In Hormonal we hear personal testimony on the subject, but we don't see the women. Their words are illustrated instead via dance, performed (quite remarkably) by actor/dancer Bodine Sutorius in the most quotidian of locations - the toilet, the bedroom, the GP surgery, even the supermarket. The experiences that are shared are different: where one woman feels more stable and constant with hormones, the other loses her sense of self. “Their stories are re-embodied in a space where what is inside becomes visible on the outside,” says Van Grinsven. The dancer/actor also plays a lecturer who explains the science both to us, the film audience, and to a roomful of students, played also by Sutorius.
Throughout the film, these women’s words are interpreted via the medium of dance, whether it be a moment of agony or depression when Sutorius drops like a stone, or the slow immersion out of acute discomfort as the dancer observes life returning to her limbs, hands and toes.
The subject of hormonal birth control has particular resonance for Van Grinsven. She had been taking the treatment since she was 15, but had always felt, she explains, like a “heavy” person. “I always felt kind of depressed - it was hard to keep my spirits up. I just thought, okay, maybe that's who I am. Maybe, you know, some people always have this kind of extra weight on their shoulders, and I happened to be one of those people.”
During a particularly dark spell, she wanted to at least rule out the possibility that her birth control played a role. So she took out her IUD. “I think, within a matter of weeks, these intensely dark thoughts disappeared. In the months that followed, I got to know a fundamentally lighter version of myself. It’s not like all of a sudden my life was just perfect and I was walking on clouds. But it was almost like the baseline of how I felt had lifted in its entirety.”
Yes, hormonal birth control delivered great freedom and independence within both societal and political spheres, but the world has moved on whereby its efficacy as a health beneficiary can be questioned, Van Grinsven argues. What can make life better for one person, can be destructive for someone else. “We are at the point where we can be critical about what it does to us, where we can say, okay, now it's time for the next step, to find another solution. Now we're ready to face these problems. I think the uncomfortable thing was that there was only going to be a solution if there was a perceived problem. And I think for a long time there was just no perceived problem.”

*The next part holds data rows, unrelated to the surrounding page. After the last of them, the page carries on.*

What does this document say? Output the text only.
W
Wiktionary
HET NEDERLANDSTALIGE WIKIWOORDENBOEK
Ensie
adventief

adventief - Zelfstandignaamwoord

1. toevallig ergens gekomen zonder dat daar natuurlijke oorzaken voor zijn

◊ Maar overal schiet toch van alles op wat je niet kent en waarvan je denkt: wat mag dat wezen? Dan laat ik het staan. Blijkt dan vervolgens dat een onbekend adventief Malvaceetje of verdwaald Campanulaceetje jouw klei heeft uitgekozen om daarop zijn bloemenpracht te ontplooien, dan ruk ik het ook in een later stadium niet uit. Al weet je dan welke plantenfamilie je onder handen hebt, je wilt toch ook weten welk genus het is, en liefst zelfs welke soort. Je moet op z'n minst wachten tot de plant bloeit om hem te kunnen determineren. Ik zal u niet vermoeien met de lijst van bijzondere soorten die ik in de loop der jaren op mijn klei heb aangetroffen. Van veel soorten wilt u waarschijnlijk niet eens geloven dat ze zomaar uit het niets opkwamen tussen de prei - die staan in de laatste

The film will be broadcast on the Dutch station BNNVARA on World Contraception Day (September 26), and Van Grinsven will be using her fee to fund an impact campaign around the film, together with the Amsterdam-based start-up impact initiative Club Collective.
“It's proven to be tricky,” the director concedes of designing an impact campaign around a problem for which medical science is yet to find an adequate solution. “We can only say there's a problem. But there is no solution. And many organizations feel that it is tricky to make a noise about the problem until we can offer a solution. Which is understandable, but at the same time, the solution will not come unless we say there's a problem.”
Hormonal is produced by Korrel Film. It is supported by the Netherlands Film Fund.